Par la case prison avant le traitement
Un jour, il n’a «plus rien» mais il veut tout de même jouer. «Je recevais le salaire le lendemain. Je voulais tout de même jouer ce jour-là, alors j’ai pris l’argent dans la caisse en me disant que je le remettrai le lendemain. J’ai gagné mon pari et c’est ce que j’ai fait, ni vu ni connu.» Il le refait plusieurs fois et commence à «creuser le trou» jusqu’aux 850’000 francs. «J’ai senti que ça commençait à se savoir, alors j’ai quitté mon emploi et je suis parti me rendre à la police.» Condamné, il écope d’une peine de 24 mois de prison avec sursis.
«J’ai fait deux mois de prison préventive. Quand je suis sorti, j’ai tout de suite fait appel au Centre du jeu excessif. Il y avait des mois d’attente. Au vu du gros montant que j’avais détourné, j’ai pu être vu en urgence.» C’était en 2019 et la détention a fait l’effet d’une «cure». Depuis deux ans, après quelques rechutes, il n’y a plus retouché. «Je ne te dirai jamais que je suis totalement sevré. Je sais que c’est là, mais je sais que c’est contrôlé. Je peux aller voir un match, je peux le regarder à la télé et passer un bon moment.»

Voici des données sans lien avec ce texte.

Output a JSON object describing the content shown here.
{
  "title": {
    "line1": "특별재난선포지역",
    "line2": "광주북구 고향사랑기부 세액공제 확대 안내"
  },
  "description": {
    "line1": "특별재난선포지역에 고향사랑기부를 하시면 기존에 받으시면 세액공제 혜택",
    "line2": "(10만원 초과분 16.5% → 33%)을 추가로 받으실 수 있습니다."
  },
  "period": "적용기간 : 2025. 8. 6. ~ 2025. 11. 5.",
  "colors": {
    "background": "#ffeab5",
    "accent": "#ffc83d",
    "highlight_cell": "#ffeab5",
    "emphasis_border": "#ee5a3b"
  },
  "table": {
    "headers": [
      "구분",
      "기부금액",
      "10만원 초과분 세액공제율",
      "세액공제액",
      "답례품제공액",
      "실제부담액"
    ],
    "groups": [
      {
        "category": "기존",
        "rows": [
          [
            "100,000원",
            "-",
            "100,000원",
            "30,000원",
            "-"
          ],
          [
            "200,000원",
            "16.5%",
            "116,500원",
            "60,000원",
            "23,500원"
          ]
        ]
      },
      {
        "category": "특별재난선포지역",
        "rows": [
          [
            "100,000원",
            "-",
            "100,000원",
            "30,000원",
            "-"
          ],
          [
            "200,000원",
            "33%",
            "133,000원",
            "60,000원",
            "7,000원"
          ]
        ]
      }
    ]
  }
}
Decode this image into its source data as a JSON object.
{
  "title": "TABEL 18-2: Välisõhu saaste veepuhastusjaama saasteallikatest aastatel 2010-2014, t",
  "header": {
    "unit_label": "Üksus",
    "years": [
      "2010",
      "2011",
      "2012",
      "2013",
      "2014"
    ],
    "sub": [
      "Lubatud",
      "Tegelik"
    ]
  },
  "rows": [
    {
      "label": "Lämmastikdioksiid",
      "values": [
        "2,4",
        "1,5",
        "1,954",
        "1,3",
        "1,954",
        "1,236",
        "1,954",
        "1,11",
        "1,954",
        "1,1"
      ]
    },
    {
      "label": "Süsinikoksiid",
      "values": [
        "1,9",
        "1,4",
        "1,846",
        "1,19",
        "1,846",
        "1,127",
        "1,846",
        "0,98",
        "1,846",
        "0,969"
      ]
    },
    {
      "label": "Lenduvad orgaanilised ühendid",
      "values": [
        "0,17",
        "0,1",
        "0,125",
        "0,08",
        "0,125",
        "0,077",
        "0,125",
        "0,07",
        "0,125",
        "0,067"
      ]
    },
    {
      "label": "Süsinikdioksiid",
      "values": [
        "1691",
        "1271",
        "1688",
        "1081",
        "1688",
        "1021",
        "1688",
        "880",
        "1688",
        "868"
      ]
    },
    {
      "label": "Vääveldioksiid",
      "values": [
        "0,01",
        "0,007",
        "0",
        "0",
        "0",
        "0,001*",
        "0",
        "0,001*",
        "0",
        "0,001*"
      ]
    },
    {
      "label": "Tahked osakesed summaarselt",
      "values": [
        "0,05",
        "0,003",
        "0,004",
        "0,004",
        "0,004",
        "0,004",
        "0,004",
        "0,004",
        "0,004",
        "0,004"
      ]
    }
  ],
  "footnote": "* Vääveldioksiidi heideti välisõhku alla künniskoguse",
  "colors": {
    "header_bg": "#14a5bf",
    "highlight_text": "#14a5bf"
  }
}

Aujourd’hui, il n’est plus suivi psychologiquement et estime que la Coupe du Monde n’est pas un facteur de risque pour lui. Mais voir les publicités pour les paris sportifs, dans la rue et sur internet, ne le réjouit pas. «Quand j’étais jeune, j’allais boire des verres avec mes potes. Aujourd’hui, les paris sont devenus un nouveau loisir, mais c’est aussi vu comme un moyen de réussir, d’avoir de l’argent facile rapidement. Ce n’est pas le cas.»
La Loterie romande en prend pour son grade
Loïc partage son expérience à qui veut bien l’écouter. Lors de sessions de groupe qui l’ont aidé à s’en sortir, notamment. «J’y vais toujours, plus pour me rappeler d’où je viens et pour amener ce soutien à ceux qui commencent leur chemin».
Il insiste sur le fait que ce qu’il a vécu est une maladie et que la société comme les autorités politiques doivent la considérer comme telle. Notamment la Loterie romande (LORO), qu’il prend à partie sans ménagement quand bien même elle reverse l’ensemble de ses bénéfices «au service du bien commun».
«J’ai vu un truc aberrant, s’étonne Loïc. La Loterie romande commence à faire comme les sites de paris étrangers: de la pub pour des offres de bienvenue.» En effet, plusieurs «offres promotionnelles», notamment chez Jouez Sports, la branche paris sportifs de la LORO, offrent 10, voire 50 francs aux joueurs à l’inscription.
«Oui, je suis en partie responsable, assume le trentenaire vaudois en faisant référence à ses expériences avec la Loterie romande. Mais je ne suis pas d’accord que tu dises que je suis totalement responsable, parce que tu n’as rien fait pour m’arrêter.» Loïc considère que «les opérateurs font de la prévention parce qu’ils doivent en faire» et que «les joueurs addicts rapportent gros aux opérateurs, et ce en connaissance de cause».